Qui peut encore croire à la sincérité de Frédéric Taddeï sachant que Michel Collon ne produit pas un travail de journaliste? C’est Taddeï qui a popularisé dans l’espace télévisuel francophone des employés du système de désinformation de l’axe KGB-Iran-Hezbollah-Assad: Alain Soral, Michel Collon, Bassam Tahhan… des conspirationnistes, diffuseurs francophones de propagande de guerre, haine, et désinformation, des provocateurs radicaux… et de nombreux idiots utiles et opportunistes démagogues qu’il serait contre-productif de citer ici.
France2 assure sa part d’audience pour le vendredi soir, en dégueulant sur des luttes menées par d’autres, et participant à leur isolement médiatique: Le titre malhonnête de l’émission d’hier » Capitalisme et guerre en Syrie » annonce la couleur du discours propagandiste. Ce hors sujet ne concernera que les pro-Assad: ceux qui s’assument ou qui s’ignorent.
L’émission a réalisé quelques montages qui mettent en doute la réalité chimique de l’attaque du 21 août et la culpabilité d’Assad, et cite notamment les fumeuses « photos satellites russes » annoncées par Thierry Meyssan le 22 août sur les chaines satellites iraniennes en français. Dans l’émission de Taddeï, c’est un manifestant britannique qui annonce la désinformation en anglais (les photos russes), re-traduite en français pour nos besoins: faire croire qu’il s’agit d’une information crédible. Le montage montre le révisionniste Jean-Luc Mélenchon: Qui se trouve mieux depuis qu’on [la France] a tout cassé en Libye? –
Ce sont les mercenaires et les loyalistes de Kadhafi qui ont tout cassé en Libye, la révolution c’était les civils qui se défendent, la coalition internationale était l’OTAN au service de la révolution.
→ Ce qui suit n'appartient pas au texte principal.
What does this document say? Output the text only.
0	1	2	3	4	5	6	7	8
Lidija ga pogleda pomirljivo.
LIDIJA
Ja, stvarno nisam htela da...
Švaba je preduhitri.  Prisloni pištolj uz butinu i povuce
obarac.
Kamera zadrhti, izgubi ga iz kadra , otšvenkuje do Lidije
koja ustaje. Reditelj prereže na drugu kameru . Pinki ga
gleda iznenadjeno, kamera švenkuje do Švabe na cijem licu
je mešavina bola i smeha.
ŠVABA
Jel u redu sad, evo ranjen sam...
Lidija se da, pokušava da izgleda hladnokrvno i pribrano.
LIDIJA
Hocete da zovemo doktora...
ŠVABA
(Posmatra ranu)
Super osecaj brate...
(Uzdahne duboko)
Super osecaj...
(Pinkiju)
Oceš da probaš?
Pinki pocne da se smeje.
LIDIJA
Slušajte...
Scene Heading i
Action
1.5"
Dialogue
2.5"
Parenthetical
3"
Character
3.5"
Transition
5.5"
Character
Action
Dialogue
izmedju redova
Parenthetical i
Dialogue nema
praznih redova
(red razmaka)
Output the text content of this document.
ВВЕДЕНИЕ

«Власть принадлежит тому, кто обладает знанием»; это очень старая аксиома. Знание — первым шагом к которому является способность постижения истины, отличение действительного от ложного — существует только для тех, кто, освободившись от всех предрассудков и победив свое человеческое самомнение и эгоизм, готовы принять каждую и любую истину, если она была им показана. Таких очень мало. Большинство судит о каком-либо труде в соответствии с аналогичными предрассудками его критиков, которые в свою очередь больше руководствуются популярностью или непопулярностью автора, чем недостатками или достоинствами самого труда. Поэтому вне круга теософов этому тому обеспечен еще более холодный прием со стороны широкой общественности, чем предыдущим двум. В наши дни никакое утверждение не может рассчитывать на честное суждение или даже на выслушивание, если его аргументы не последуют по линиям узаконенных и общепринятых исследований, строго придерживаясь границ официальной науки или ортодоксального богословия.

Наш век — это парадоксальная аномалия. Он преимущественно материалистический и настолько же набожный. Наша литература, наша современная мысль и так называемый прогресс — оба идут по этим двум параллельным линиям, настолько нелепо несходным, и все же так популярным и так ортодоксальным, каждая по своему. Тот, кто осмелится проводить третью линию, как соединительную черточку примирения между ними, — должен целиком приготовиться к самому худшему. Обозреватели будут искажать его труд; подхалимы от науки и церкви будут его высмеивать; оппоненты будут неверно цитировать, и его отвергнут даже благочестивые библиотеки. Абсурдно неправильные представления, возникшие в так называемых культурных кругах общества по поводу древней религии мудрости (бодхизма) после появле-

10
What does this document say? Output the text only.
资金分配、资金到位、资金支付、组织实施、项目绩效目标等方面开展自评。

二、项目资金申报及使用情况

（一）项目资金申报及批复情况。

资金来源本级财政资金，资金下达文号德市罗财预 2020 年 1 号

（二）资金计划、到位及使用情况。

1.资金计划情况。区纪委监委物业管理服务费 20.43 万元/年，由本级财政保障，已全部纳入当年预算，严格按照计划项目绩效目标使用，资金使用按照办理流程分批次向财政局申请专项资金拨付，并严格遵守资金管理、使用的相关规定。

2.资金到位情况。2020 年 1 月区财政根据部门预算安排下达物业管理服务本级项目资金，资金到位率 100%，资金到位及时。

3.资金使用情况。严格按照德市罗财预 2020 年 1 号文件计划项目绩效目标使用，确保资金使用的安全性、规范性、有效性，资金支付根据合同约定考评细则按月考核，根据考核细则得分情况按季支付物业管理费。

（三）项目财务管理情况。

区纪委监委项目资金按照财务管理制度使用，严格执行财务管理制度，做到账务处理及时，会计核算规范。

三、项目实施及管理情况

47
Seuls des ultra-conservateurs sont incapables de comprendre un concept aussi simple que la liberté, et les corrompus. Ce sont les libyens qui dénonçaient les bombardements kadhafistes tout au long de la libération: je le sais pour avoir diffusé des milliers de LEURS tweets et statuts Facebook. La Méluche préférait la désinformation kadhafiste élaborée pour l’étranger depuis Damas, Téhéran et Moscou, par la pire racaille propagandiste depuis le pacte germano-soviétique. Pour interroger les libyens sur les responsables des destructions dans leur pays, suivez ce lien et posez leur la question, ou celui-ci.
Sur « la guerre de Libye », évitez absolument les pages en français et en serbe! Mélenchistes et autres reliques de la Jamahiriya kadhafiste au troisième millénaire, pourront poster cette lettre type aux libyens: « Dear Al Qaïda, I’m a French so-called anti-imperialist, and I would like to know who « broke everything » in Libya in 2011? French army or pro-Gaddafi forces? thank you ».